Nella vita quotidiana sono ravvisabili esempi di quanto un’identità coltivata da se stessi e riconosciuta da altri possa rappresentare un ostacolo alla libertà. Vivendo, si manifestano infatti caratteristiche che diventano identitarie, come possono essere predilezioni in ambito estetico, che si possono trasformare in altrettante trappole dalle quali è difficile liberarsi. La costruzione di un’identità, come suggerisce l’espressione stessa, con il ricorso al termine costruzione, implica un processo e il raggiungimento di un risultato che ha una certa stabilità. Ma proprio questa stabilità confligge con la libertà e può accadere che una persona senta di essere diventata differente da come viene percepita dagli altri e provi insofferenza verso questa rappresentazione difficile da modificare. Per mettere insieme i due argomenti, identità e identità di genere, si può pensare a che cosa va incontro una ragazza che sia portata e a cui piaccia giocare a calcio. L’identità con la quale si presenta agli altri, per via di questa predilezione, è un’identità socialmente percepita come “maschile”. Le attese nei riguardi di una ragazza giocatrice di calcio sono i vincoli che le possono impedire di vivere liberamente questa esperienza. Analogamente per un ragazzo che sia portato e a cui piaccia la danza. La carrellata di vincoli proposta da Galimberti, a una prova dei fatti, si arricchisce di ramificazioni. Da un vincolo ne scaturiscono altri, e la via dell’imprigionamento sembra non arrestarsi mai.

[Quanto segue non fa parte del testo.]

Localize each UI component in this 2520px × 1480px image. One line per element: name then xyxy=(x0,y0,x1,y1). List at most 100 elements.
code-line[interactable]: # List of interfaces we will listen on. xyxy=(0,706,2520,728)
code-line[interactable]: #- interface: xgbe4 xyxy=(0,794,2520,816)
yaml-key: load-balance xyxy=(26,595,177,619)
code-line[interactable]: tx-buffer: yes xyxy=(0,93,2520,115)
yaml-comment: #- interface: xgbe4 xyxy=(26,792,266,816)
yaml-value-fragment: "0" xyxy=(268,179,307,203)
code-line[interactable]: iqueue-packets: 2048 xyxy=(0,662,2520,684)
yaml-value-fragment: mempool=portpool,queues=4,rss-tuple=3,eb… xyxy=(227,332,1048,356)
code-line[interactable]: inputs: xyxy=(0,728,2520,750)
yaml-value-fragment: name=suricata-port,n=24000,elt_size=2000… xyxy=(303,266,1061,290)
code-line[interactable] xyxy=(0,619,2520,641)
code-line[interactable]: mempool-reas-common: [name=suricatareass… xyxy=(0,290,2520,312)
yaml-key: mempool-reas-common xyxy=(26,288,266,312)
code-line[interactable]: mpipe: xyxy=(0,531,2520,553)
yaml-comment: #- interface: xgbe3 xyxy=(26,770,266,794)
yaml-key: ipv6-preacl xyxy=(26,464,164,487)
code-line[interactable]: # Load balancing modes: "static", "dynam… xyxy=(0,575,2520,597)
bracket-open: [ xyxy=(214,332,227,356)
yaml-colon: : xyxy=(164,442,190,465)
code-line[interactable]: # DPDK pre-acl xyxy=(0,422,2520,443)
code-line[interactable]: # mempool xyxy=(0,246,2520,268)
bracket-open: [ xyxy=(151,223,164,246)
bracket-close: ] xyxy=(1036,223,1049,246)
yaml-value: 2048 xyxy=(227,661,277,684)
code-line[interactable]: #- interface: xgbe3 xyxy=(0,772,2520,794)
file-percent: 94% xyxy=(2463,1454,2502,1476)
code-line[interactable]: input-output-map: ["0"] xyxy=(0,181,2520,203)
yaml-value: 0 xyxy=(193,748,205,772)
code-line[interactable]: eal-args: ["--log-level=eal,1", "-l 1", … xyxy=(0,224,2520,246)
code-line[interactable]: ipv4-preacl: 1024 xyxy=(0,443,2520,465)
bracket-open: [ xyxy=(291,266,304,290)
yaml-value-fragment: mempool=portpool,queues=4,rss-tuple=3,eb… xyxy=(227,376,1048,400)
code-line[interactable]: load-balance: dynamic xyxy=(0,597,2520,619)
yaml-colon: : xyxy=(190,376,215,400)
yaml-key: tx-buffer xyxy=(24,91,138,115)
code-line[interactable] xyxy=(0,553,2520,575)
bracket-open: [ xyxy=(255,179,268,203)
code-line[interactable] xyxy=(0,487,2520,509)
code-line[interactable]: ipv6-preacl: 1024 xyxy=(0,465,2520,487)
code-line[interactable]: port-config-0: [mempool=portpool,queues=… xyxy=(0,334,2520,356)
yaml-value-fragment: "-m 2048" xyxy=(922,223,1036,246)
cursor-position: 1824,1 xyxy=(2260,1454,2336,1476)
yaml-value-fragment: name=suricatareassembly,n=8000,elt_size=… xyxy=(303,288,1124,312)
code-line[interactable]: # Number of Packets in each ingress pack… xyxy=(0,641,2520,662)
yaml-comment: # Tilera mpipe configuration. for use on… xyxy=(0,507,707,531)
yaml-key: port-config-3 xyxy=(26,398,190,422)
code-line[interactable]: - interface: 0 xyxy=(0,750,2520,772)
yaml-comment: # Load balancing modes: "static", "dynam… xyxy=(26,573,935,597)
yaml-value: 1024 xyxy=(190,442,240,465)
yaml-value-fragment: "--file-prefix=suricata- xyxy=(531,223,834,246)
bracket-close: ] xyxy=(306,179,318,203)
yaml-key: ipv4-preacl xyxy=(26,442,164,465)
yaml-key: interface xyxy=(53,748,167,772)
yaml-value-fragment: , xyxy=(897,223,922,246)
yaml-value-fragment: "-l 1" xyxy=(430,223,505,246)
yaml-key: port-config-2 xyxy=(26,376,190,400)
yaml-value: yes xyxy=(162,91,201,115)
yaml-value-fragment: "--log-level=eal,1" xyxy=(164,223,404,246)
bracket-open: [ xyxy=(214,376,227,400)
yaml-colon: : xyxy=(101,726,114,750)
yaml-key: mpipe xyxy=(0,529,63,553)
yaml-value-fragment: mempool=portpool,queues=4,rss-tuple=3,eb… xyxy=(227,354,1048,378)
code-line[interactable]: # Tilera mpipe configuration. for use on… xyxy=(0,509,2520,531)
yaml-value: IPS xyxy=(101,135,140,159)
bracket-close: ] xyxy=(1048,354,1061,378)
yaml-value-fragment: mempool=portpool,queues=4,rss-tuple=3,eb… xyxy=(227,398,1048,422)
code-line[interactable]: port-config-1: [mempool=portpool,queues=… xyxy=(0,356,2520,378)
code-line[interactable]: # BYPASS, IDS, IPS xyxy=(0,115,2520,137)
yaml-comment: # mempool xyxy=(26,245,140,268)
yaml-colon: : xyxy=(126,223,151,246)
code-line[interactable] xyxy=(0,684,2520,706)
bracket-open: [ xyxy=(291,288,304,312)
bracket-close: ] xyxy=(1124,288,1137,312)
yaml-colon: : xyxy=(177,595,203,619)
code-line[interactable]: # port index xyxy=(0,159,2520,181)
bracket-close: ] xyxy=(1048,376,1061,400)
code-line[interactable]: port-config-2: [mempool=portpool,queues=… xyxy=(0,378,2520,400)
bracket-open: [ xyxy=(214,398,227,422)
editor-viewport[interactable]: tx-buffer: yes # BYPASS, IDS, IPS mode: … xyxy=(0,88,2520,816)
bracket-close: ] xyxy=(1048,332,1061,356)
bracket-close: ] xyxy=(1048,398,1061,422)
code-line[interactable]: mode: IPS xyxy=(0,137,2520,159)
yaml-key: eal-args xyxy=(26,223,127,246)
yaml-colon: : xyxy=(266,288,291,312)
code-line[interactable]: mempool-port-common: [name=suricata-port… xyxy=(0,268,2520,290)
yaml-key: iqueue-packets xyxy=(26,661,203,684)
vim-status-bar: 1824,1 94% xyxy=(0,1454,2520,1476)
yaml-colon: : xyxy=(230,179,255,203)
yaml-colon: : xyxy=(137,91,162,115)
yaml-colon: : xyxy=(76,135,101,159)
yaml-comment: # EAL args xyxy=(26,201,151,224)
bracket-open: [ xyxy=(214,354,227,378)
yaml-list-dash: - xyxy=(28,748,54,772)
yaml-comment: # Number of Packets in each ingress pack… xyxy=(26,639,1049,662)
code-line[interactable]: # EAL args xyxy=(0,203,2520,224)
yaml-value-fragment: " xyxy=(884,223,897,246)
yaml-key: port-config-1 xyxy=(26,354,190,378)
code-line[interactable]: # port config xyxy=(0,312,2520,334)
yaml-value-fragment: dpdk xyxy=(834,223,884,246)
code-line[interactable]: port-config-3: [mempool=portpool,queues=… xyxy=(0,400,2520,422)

Per questo motivo suona invece liberatoria l’esclamazione di Preciado nel passo riportato. Il filosofo che, usando un linguaggio di genere, è diventato da donna  uomo, considera l’identità di genere un prodotto della volontà di classificare e controllare propria del sistema politico. Esso riesce così a determinare con chiarezza dei confini, che però sono arbitrari, fra normale e patologico. Preciado rivendica invece a questo proposito una libertà basilare: tocca a ciascuno sentire (non esattamente stabilire) chi sia, anche, ma certo non solo, per quanto riguarda categorie come mascolinità e femminilità. Mi trovo in perfetta consonanza con questo modo di accostarsi alla questione: non penso che si tratti di una forma di arroganza e nemmeno di una sfida all’ordine della natura. Sono invece convinto che iniziare a ragionare in questi termini, di assunzione di responsabilità individuale, nel rispetto degli altri, di quello che si è e si fa, possa essere un primo passo in direzione della valorizzazione della tanto decantata, ma altrettanto trascurata, libertà degli esseri umani.